CX, CEM – What’s the Difference?



This is my first column for this new Web site, and I would like to establish the basics about customer experience.

Back in 2004, while I was at Gartner, Ed Thompson (probably one of the finest analysts ever to grace the halls of Gartner) asked me to collaborate with him on "the ultimate guide for customer experience management [CEM]." Back then this was just getting started (well, version 2.0 was getting started) as the must-have item for the modern CRM implementation. If you have already finished your CRM (yeah, as if, but back then we were more naive about it), CEM was the next logical step.

The same attributes we mention today to justify customer experience were en vogue back then: Millenials (back then it was Generation Z) are all about experiences, customers expect and are willing to pay more for experiences, etc. In short, if you wanted to succeed at CRM you had to do CEM.

We talked quite a bit about it, did the research, documented most of what we found, and even put a whole slew of case studies and examples in the paper. Bottom line, we created (I will give Ed most of the credit, although it was my topic as the then-resident expert on feedback and experiences) a wonderful guide 42-plus pages long that had all you ever needed to know about CEM. It brought a lot of attention, a lot of follow-up consulting work, and is still quoted today.

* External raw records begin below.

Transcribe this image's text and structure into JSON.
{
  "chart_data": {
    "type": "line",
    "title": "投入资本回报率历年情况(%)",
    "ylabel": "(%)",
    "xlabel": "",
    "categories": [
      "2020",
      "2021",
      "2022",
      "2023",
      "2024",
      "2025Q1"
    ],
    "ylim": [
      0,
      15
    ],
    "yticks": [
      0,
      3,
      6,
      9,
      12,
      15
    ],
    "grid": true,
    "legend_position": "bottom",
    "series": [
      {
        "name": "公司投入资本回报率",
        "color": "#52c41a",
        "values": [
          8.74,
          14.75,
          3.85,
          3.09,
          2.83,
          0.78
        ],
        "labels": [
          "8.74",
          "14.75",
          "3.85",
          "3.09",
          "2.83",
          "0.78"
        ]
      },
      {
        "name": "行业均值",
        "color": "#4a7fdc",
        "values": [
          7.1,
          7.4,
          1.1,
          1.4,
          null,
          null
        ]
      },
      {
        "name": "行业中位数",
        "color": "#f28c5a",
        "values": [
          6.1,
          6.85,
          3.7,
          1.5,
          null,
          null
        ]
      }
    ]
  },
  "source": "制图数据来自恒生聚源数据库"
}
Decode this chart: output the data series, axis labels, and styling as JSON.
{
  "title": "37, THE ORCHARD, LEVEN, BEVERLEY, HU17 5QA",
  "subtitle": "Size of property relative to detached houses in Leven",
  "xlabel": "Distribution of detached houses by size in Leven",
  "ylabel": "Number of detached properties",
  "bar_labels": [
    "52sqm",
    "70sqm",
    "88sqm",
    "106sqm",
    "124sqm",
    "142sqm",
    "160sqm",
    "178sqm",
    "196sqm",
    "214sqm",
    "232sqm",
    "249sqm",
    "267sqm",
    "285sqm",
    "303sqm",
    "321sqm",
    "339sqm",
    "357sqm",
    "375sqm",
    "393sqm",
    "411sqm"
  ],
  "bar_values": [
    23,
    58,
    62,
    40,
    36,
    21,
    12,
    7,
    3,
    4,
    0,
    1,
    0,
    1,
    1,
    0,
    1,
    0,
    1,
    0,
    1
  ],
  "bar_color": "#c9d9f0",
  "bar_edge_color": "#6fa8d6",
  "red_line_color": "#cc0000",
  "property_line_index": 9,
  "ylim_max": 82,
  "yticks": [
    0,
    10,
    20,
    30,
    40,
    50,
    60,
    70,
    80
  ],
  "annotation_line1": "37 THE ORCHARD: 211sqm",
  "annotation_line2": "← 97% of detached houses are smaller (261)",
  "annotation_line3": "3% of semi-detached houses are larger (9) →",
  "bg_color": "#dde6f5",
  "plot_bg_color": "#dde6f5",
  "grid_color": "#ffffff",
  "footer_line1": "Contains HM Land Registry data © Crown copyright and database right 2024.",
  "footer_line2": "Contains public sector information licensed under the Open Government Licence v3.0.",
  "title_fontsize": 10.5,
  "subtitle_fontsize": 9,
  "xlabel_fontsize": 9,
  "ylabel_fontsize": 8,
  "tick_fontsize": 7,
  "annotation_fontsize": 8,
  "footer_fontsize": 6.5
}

One of the main points we emphasized back then was that experiences had to be managed. Organizations had a critical role to play: they had to create, deliver, and maintain experiences for the customers. Customers were consumers of experiences created by the organizations.

This third iteration of Customer Experience (without the M for management) is a tad more complex.

Starting circa 2005-2006, we saw a shift in this area: Customers no longer wanted to be the recipients of experiences, they wanted to create and customize them. Not only that, but the more feedback events (read surveys) we conducted about experiences, the more we learned how the customers saw the experiences, and it was not as we thought. As it turns out, about 60 percent of the work we did for that guide was correct. Customers did expect experiences (and most of the methods we highlighted to design, deploy, monitor, track, and maintain them were almost correct), but they did not want the organization to manage them.

Customers, amidst what my good friend Paul Greenberg calls a communication revolution, began to feel empowered to demand more participation in creating and customizing experiences; they also made decisions on the basis of how simple their experience was. Experiences were no longer driven by the company and customers subject to them. Customer wanted to cocreate their experiences with the organization, either as a static or dynamic experience.

In view of these changes, I adapted the original work we did in my seven-part series on how to deliver awesome customer experiences. (I was no longer at Gartner by then, so it is in my blog.) This is not a final state of affairs, more evolution has happened since then, and most of it is reflected in my work and presentations on the collaborative enterprise, but it's a good entry point for customer experience.

The work I did was to refocus the customer experience design and deployment on a cocreated reality, with customers and employees working together to generate the best experiences possible. Such experiences were easily adapted to each customer's reality and focused on delivering to their expectations; simple to provide and accommodate feedback on how to improve the experiences taken both via surveys and by looking at operational and processing data; and easy to improve as the organization or the customers evolved.

In addition to the work I did in the past both in CEM and CX, I wanted to mention the top three differentiators of customer experience now versus then:

1) It is not about management, it is about effective delivery.

2) It is not about satisfaction with one or more pieces of it, it is about effective delivery of what's needed.

3) It is not about fast processing and making things work, it is about effective delivery of what's needed in the right time, place, and context.

Customer experience is focusing on what client need, when and how they need it, and ensuring that what is delivered meets their expectations.

Is this what you are doing? Think about it.